When he turns on his computer, the first picture that appears is of his baby niece. He brings up more images of occupied Beit Jala. First, tanks, and then an armed Israeli Defense Forces soldier. "He's very scared, believe me. He's brave when he's inside the tank, but on the street, he's very scared." The local television station reports on the killing of a Palestinian officer, Abu Hussein, in Bethlehem, just minutes ago. Then the camera moves to a shot of the funeral of Raniya Haroufi. A Greek Orthodox priest is praying over her coffin. She was a mother of two.
Priorities in life
"We see all of this and it creates pressure," says young Lulas, who is about the same age as the dead woman. He got up early yesterday, eager to see whether the tanks had moved away from his research institute. Then he ate breakfast and watched television all day. At noon, the whole family sat down for a meal together. It's the first time in a while that everyone has been home: The invasion has its positive aspects. They ate majadra (rice with lentils) and nothing else. "We're very practical people. We eat what there is," he says. In the afternoon, he debated whether he should attend Musa's funeral. In the end, he decided to stay home, afraid that he might get stuck in the middle of town and not be able to get home because of the tanks. At four in the morning, the neighbor phoned. "The soldiers are in the street. They're searching the houses," was the message. But they did not come to the Lulas home.

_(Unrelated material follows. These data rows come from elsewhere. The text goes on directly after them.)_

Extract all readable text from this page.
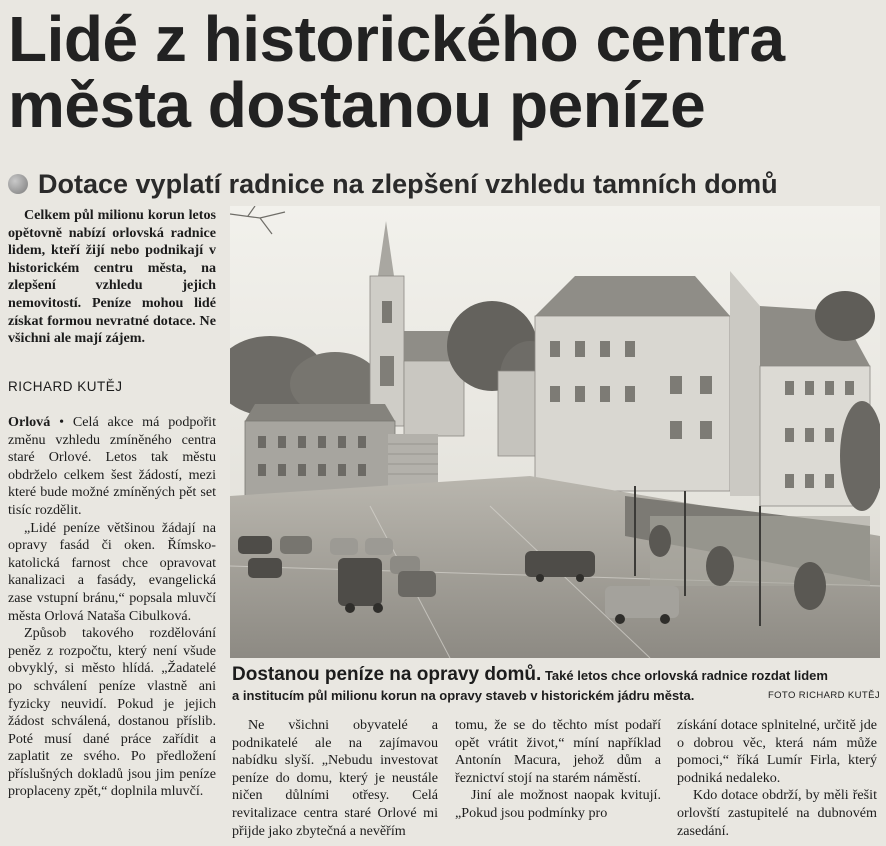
Lidé z historického centra
města dostanou peníze
Dotace vyplatí radnice na zlepšení vzhledu tamních domů

Celkem půl milionu korun letos opětovně nabízí orlovská radnice lidem, kteří žijí nebo podnikají v historickém centru města, na zlepšení vzhledu jejich nemovitostí. Peníze mohou lidé získat formou nevratné dotace. Ne všichni ale mají zájem.

RICHARD KUTĚJ

Orlová • Celá akce má podpořit změnu vzhledu zmíněného centra staré Orlové. Letos tak městu obdrželo celkem šest žádostí, mezi které bude možné zmíněných pět set tisíc rozdělit.

„Lidé peníze většinou žádají na opravy fasád či oken. Římsko-katolická farnost chce opravovat kanalizaci a fasády, evangelická zase vstupní bránu,“ popsala mluvčí města Orlová Nataša Cibulková.

Způsob takového rozdělování peněz z rozpočtu, který není všude obvyklý, si město hlídá. „Žadatelé po schválení peníze vlastně ani fyzicky neuvidí. Pokud je jejich žádost schválená, dostanou příslib. Poté musí dané práce zařídit a zaplatit ze svého. Po předložení příslušných dokladů jsou jim peníze proplaceny zpět,“ doplnila mluvčí.

Dostanou peníze na opravy domů. Také letos chce orlovská radnice rozdat lidem
a institucím půl milionu korun na opravy staveb v historickém jádru města.	FOTO RICHARD KUTĚJ

Ne všichni obyvatelé a podnikatelé ale na zajímavou nabídku slyší. „Nebudu investovat peníze do domu, který je neustále ničen důlními otřesy. Celá revitalizace centra staré Orlové mi přijde jako zbytečná a nevěřím

tomu, že se do těchto míst podaří opět vrátit život,“ míní například Antonín Macura, jehož dům a řeznictví stojí na starém náměstí.

Jiní ale možnost naopak kvitují. „Pokud jsou podmínky pro

získání dotace splnitelné, určitě jde o dobrou věc, která nám může pomoci,“ říká Lumír Firla, který podniká nedaleko.

Kdo dotace obdrží, by měli řešit orlovští zastupitelé na dubnovém zasedání.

What about the residents of Gilo?
"What can I say? They have to know that they're not living in Jerusalem. They're living on land that was appropriated from Beit Jala. That's why we see them as occupiers, as colonialists. And our goal is to be rid of the occupation and this colonialism. Yesterday, on Bethlehem television, they quoted military commanders who said that every soldier and every settler is a target. They didn't say every Jew. They didn't say every Israeli. They said every soldier and settler. This is an important difference. There are some Muslim movements that say every Jew. Not us."
Why don't you take part in the struggle?
"Mostly because I have my priorities in life. I love music. I play in a band, and I want to continue my studies. I have a vision for my future. The fighters have their vision and it's different than mine. I believe that they have a role and that I have my role. I was a Palestinian youth ambassador to the world. I told about our lives and I played the oud."
The shooting grows louder. It sounds as if it's very close by. The television news broadcast is suddenly interrupted: An urgent appeal for blood donations goes out to the local residents. There is a shortage of blood.